Alleged underworld boss Nafiz Modack’s lawyers were set for an intense legal assault against an entrenched state prosecution team last week. Instead, both sides ended up being bogged down again in what appears to be an interminable legal cold war.
Modack was arrested on April 29 and was charged with plotting the murder of Anti-Gang Unit detective commander Lt-Col Charl Kinnear and for the attempted murder of Cape Town lawyer William Booth. He has been in custody since his arrest.
His was the second arrest in connection with the plot to kill Kinnear after avowed security consultant and former rugby player Zane Killian was arrested in September last year. Killian was detained after it was discovered he had intercepted Kinnear’s cellphone location more than 2,000 times, with increasing intensity leading up to the day of his murder.
The state alleges this information was requested by Modack. His alleged motive to kill Kinnear was the investigator’s incessant inquiry into the origin of Modack’s firearm licences. These are believed to have been acquired through the same alleged corrupt network of Central Firearms Registry police officials, also used by alleged 28s gang boss Ralph Stanfield to acquire his firearms licences.
Kinnear was killed outside his Bishop Lavis home in 28s gang turf by an unknown gunman. Sources say Gearing St is gang turf controlled by the Terrible Josters street gang, one of the 28s’ most vicious street outfits.
Modack faces more than 3,000 counts for his alleged pinging of numerous individuals.
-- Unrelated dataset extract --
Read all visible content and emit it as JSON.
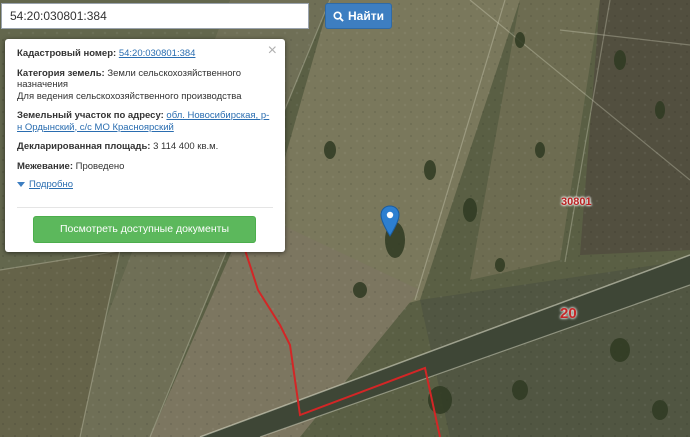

He also faces extortion, money laundering, conspiracy to commit murder and gang-related charges, all of which were consolidated under the Prevention of Organised Crimes Act (Poca).
The state alleges Modack, Killian, Modack righthand man and enforcer Jacques Cronjé, Ricardo Morgan, Anti-Gang Unit Sgt Ashley Tabisher, Junky Funky Kids gangster Janick Adonis and Adonis’s lover Amaal Jantjies worked together and played varying parts in common purpose, first to attempt to murder Kinnear in a November 2019 botched hand-grenade attack and then in his final assassination.
Under Poca the state hopes to charge the accused with racketeering charges that could carry far more severe punishment if they are convicted.
However, on Thursday defence counsel requested for the state to produce the prerequisite certificate, which needs to be signed off by the national director of public prosecutions, allowing the charge of racketeering to be added.
It appeared the prosecution had not yet been granted the certificate.
The state prosecutors accused the defence of abusing the bail process in order to extract information about the state’s case in preparation for the eventual trial.
The lawyers argued their clients no longer faced schedule 6 charges, but the prosecution pointed out the other charges faced by Killian and Modack, namely premeditated murder and attempted murder charges, were still schedule 6 offences, meaning the onus was still on the accused to prove it was in the interest of justice that they be released on bail.
The state prosecutors accused the defence of abusing the bail process to extract information about the state’s case in preparation for the eventual trial.
The defence counsel, bolstered by top lawyers from Gauteng who flew into Cape Town for Thursday’s hearing, appeared frustrated after the court ruled in favour of the state.
This was after the state cried foul when Modack’s counsel handed in an affidavit in support of his bail application and then told the court it wanted a chance to reply to the state’s responding affidavit.
The courthouse in Bishop Lavis was under heavy guard by members of police’s specialised National Intervention Unit.
Outside, Modack’s bodyguards stood among a small crowd of women, men and children wearing “Modack Group” masks that had been taxied to court from across Mitchell’s Plain as they were at all his previous appearances since his arrest.
Public order police kept a wide cordon around the court using barbed wire.
Some of the children, as young as 13, wore dirty clothes. Their faces looked weathered, and they instinctively begged for money from reporters to buy food, they said. Asked by Sunday Times Daily whether their parents knew they were at court and not in school, they said they were there with their parents’ consent.
The state is yet to respond to the allegations made in Modack’s affidavit, but he claimed:
- the state had attempted to delay his bail application;
- he did not commit any of the offences the state accused him of, and he is not being given enough specific information by the state as to what crimes they alleged he committed, and he can therefore not prepare a defence in support of his bail application;
- that he was involved in charitable work across the country and people who relied on his organisation for “their daily bread” were going hungry while he was incarcerated;
- those he fed did not believe he was a criminal and had signed petitions for his release.
He said the most relevant “personal circumstance” was the “ill-feeling” between him and “certain high-ranking police officers”.
He said “corrupt” bouncers employed in the Western Cape’s nightclubs sold narcotics to the young patrons of those clubs.
He claimed his commitment to fighting drug abuse among young people of his community put him on a collision course with drug dealers and corrupt police officers.
The matter was postponed until July 29.